Johnny Rivers – Last Boogie in Paris
Johnny Rivers had his first hit in 1964 with a live version of Chuck Berry’s “Memphis” and the subsequent album Live At The Whisky A Go-Go. Over the next few years, Rivers and a streamlined rhythm section chugged smoothly through a series of still instantly identifiable hits — “Mountain Of Love” and “Midnight Special” among them — that remain exemplars of what rock music sounded like when it still had “‘n’ roll” hanging off its ass.
The just-reissued Last Boogie In Paris was cut live in Europe nearly a decade later. The hits had all but stopped by then and his groovy go-go quartet had been replaced by a nine-piece outfit, including keyboards and a small horn section.
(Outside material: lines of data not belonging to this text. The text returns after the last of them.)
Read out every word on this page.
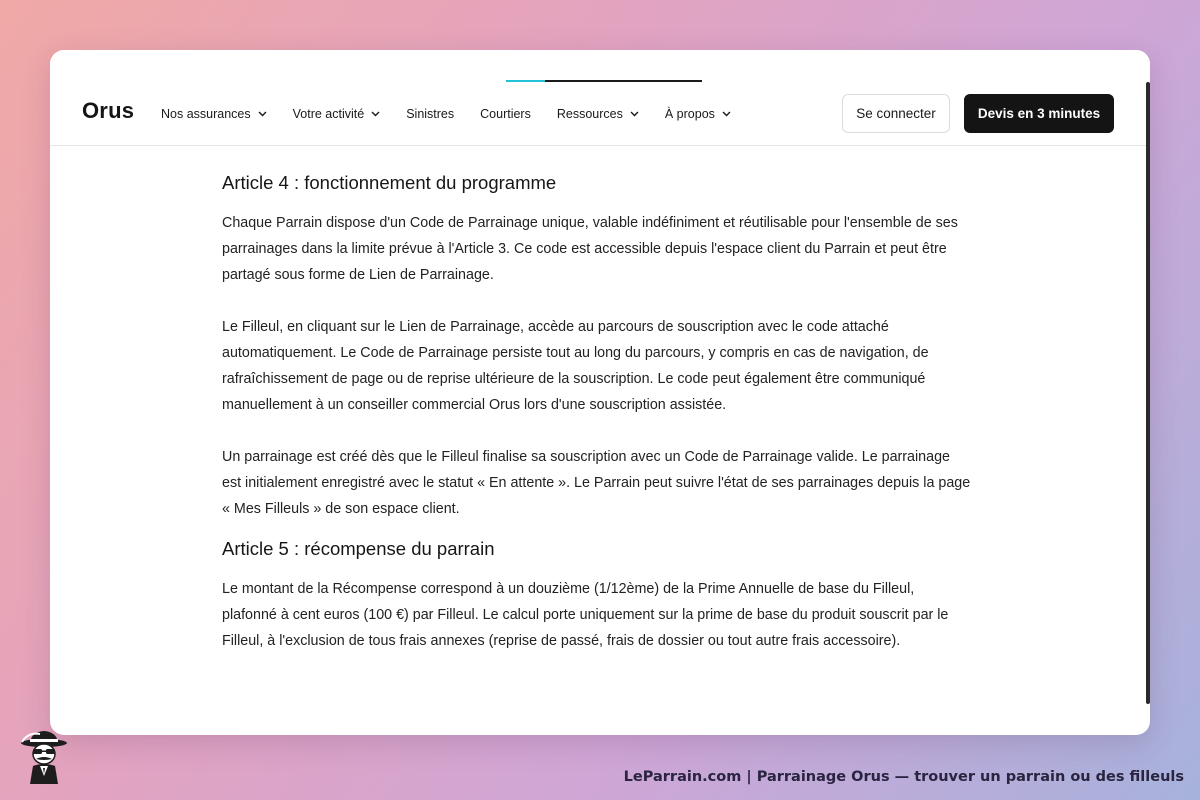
Orus Nos assurances	Votre activité	Sinistres Courtiers Ressources	À propos	Se connecter	Devis en 3 minutes
Article 4 : fonctionnement du programme

Chaque Parrain dispose d'un Code de Parrainage unique, valable indéfiniment et réutilisable pour l'ensemble de ses parrainages dans la limite prévue à l'Article 3. Ce code est accessible depuis l'espace client du Parrain et peut être partagé sous forme de Lien de Parrainage.

Le Filleul, en cliquant sur le Lien de Parrainage, accède au parcours de souscription avec le code attaché automatiquement. Le Code de Parrainage persiste tout au long du parcours, y compris en cas de navigation, de rafraîchissement de page ou de reprise ultérieure de la souscription. Le code peut également être communiqué manuellement à un conseiller commercial Orus lors d'une souscription assistée.

Un parrainage est créé dès que le Filleul finalise sa souscription avec un Code de Parrainage valide. Le parrainage est initialement enregistré avec le statut « En attente ». Le Parrain peut suivre l'état de ses parrainages depuis la page « Mes Filleuls » de son espace client.

Article 5 : récompense du parrain

Le montant de la Récompense correspond à un douzième (1/12ème) de la Prime Annuelle de base du Filleul, plafonné à cent euros (100 €) par Filleul. Le calcul porte uniquement sur la prime de base du produit souscrit par le Filleul, à l'exclusion de tous frais annexes (reprise de passé, frais de dossier ou tout autre frais accessoire).

LeParrain.com | Parrainage Orus — trouver un parrain ou des filleuls
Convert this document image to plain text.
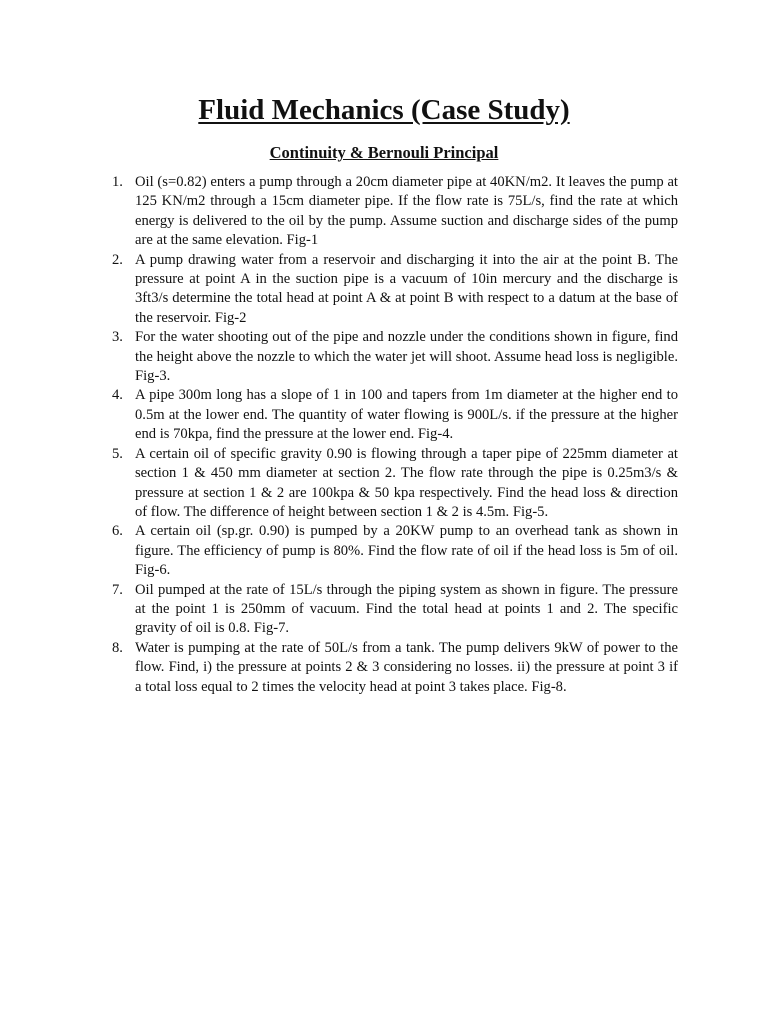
Fluid Mechanics (Case Study)
Continuity & Bernouli Principal
1. Oil (s=0.82) enters a pump through a 20cm diameter pipe at 40KN/m2. It leaves the pump at 125 KN/m2 through a 15cm diameter pipe. If the flow rate is 75L/s, find the rate at which energy is delivered to the oil by the pump. Assume suction and discharge sides of the pump are at the same elevation. Fig-1
2. A pump drawing water from a reservoir and discharging it into the air at the point B. The pressure at point A in the suction pipe is a vacuum of 10in mercury and the discharge is 3ft3/s determine the total head at point A & at point B with respect to a datum at the base of the reservoir. Fig-2
3. For the water shooting out of the pipe and nozzle under the conditions shown in figure, find the height above the nozzle to which the water jet will shoot. Assume head loss is negligible. Fig-3.
4. A pipe 300m long has a slope of 1 in 100 and tapers from 1m diameter at the higher end to 0.5m at the lower end. The quantity of water flowing is 900L/s. if the pressure at the higher end is 70kpa, find the pressure at the lower end. Fig-4.
5. A certain oil of specific gravity 0.90 is flowing through a taper pipe of 225mm diameter at section 1 & 450 mm diameter at section 2. The flow rate through the pipe is 0.25m3/s & pressure at section 1 & 2 are 100kpa & 50 kpa respectively. Find the head loss & direction of flow. The difference of height between section 1 & 2 is 4.5m. Fig-5.
6. A certain oil (sp.gr. 0.90) is pumped by a 20KW pump to an overhead tank as shown in figure. The efficiency of pump is 80%. Find the flow rate of oil if the head loss is 5m of oil. Fig-6.
7. Oil pumped at the rate of 15L/s through the piping system as shown in figure. The pressure at the point 1 is 250mm of vacuum. Find the total head at points 1 and 2. The specific gravity of oil is 0.8. Fig-7.
8. Water is pumping at the rate of 50L/s from a tank. The pump delivers 9kW of power to the flow. Find, i) the pressure at points 2 & 3 considering no losses. ii) the pressure at point 3 if a total loss equal to 2 times the velocity head at point 3 takes place. Fig-8.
The L.A. Boogie Band, as it was called, was a rock ‘n’ roll beast — think Elvis in Vegas with a jones for the blues — and no wonder: Boogie Band members included drummer Jim “Layla” Gordon and guitarist Dean “Livin’ For The City” Parks, as well as Herb Pedersen providing sprightly banjo to a Lennon-McCartney tune.
Of course, Rivers and his Boogie Band nail a few of his biggest hits (“Seventh Son”, “Baby I Need Your Lovin'”), and they similarly tear up a savvy selection of old-and-not-so-old-school covers — opening, for instance, with an especially buoyant “Sea Cruise”. Notably, however, Rivers forgoes the two songs most associated with him, “Secret Agent Man” and “Poor Side Of Town”. Instead, the focus is on that great band, especially on scintillating extended versions of “Walkin’ Blues” and “Willie And The Hand Jive” that I wish had been even more extended than they are.